Unnatural Selection: Part Two

This is part two of a series of blog posts, click here to see the first post.

Trophy hunting

Most instances of trophy hunting found today are of individuals in camouflage with high calibre rifles lurking in the bushes, bravely waiting to shoot an animal from a safe distance. It’s somewhat analogues to taking a sledgehammer to a hedgehog, being neither an indicator of bravery or intelligence and in most cases appears to be the sad hobby of a quivering adult male suffering from a severe type of Napoleon complex. However! These people exist and perhaps regulation is better than prohibition, something that throughout recent human history has consistently shown itself to never work… This blog post is on the unnatural (or human) selection pressures of trophy hunting, particularly on one animal.

The (not so big now) Bighorn Sheep


This example one of the clearest for showing the human selection pressures on animals that fall victim to trophy hunting.

The key issue with this form of hunting (besides its depressing nature) is that human predators usually select for the largest, most impressive animal. Natural predators however usually attack the weakest animals as they are the easiest to kill. So where in nature, the biggest or fastest animals more often tend to survive, the human world ‘encourages’ the survival of the weaker and smaller.

The trophy hunting of the Bighorn sheep has seen this exact issue occur. Human hunters would seek out the largest horned animals and this meant then the smaller horned sheep were more likely to survive. This selective pressure then means the smaller horned sheep became more prevalent, as they survived and passed on their genes.

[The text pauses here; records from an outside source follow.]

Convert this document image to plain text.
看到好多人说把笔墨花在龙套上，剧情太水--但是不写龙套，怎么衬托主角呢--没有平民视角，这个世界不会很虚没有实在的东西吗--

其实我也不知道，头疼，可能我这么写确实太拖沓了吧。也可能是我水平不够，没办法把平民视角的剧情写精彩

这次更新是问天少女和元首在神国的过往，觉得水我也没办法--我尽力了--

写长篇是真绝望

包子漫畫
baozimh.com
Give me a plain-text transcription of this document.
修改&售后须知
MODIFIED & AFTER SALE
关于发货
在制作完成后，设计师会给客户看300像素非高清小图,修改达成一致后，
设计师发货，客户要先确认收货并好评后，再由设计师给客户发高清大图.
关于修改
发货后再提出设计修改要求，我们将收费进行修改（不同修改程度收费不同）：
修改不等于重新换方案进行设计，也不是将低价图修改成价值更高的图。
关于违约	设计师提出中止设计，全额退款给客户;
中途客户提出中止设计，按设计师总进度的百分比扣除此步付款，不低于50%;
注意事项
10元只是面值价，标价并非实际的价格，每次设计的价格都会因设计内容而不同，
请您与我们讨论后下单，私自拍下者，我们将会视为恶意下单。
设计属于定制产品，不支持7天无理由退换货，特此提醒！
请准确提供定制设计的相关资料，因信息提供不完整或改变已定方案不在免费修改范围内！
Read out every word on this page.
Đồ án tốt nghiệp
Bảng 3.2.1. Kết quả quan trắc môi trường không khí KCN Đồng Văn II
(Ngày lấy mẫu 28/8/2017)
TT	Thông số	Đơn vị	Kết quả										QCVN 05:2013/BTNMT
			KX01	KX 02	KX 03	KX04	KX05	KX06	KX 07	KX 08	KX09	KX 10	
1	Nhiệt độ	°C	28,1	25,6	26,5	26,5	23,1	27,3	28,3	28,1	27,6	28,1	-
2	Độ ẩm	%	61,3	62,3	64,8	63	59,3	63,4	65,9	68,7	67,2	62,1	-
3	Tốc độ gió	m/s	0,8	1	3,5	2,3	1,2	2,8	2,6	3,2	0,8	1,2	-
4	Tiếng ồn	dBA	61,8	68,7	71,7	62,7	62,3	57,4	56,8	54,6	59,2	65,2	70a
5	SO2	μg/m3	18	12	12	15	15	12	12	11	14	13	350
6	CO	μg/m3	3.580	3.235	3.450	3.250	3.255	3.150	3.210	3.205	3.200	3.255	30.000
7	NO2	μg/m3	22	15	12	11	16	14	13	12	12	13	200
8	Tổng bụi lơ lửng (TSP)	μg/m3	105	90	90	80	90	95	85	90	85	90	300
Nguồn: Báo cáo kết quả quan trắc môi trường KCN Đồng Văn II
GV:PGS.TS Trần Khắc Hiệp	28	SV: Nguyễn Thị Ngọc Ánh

So what can be done? Well the Canadian government set a law that stated only Bighorn sheep with horns over a certain size could be killed. This limits how small the horns will get, however more and more of these animals have horns smaller than the legal hunting limit  as any sheep larger than this is killed. This is a very powerful selective pressure. This limit then, is not a long term fix. Unless when all these sheep have smaller horns they declare nobody can hunt them, in which case that could have perhaps been done from the beginning?

Regulated Hunting?

In an ideal world we wouldn’t have people so bereft of dignity or compassion that cases like this would occur, but this is not an ideal world. Banning the hunting of this animal will reduce hunting I am sure, but we cannot protect every animal with big horns, big claws or big teeth across the world (see where the Napoleon complex comes in?). Though perhaps regulation could allow these individuals to quench their strange desires for rhino heads or whatever it may be and profit from them, then invest the money into conservation efforts, improving ecosystems and breeding more of these animals? Allow for the hunting of only the older animals, ones no longer breeding, so to not drive the animal to extinction or influence them with the ever-increasing unnatural selective pressures of humans.

Tank the Bighorn Sheep

If you are hunting for food, with a permit, hunting the weakest (or even the average) of a species and a well-populated species that can afford to be hunted, I can’t really see an issue as such….but, don’t go out wanting to hunt ‘Tank’ (what they call the sheep they want to hunt in this video as it’s so big) so you can reach your ‘200 inch mark'(see 3:57 of the video). I feel like I am going mad. I mean these sheep have these horns primarily for sexual dominance, they are used by sheep for social dominance and therefore the ability to mate (so yes in nature size is important). So what is going on? Men hunting animals that are the biggest and most sexually dominant, is there something lacking in these people? I mean track these animals sure, see them in all their magnificence, but their value comes in them being alive and passing on their genes, seeing the wonders of evolution. Well at least until someone comes and shoots it in the head. Hunting these animals is at the expense of all future generations to see these beautiful animals.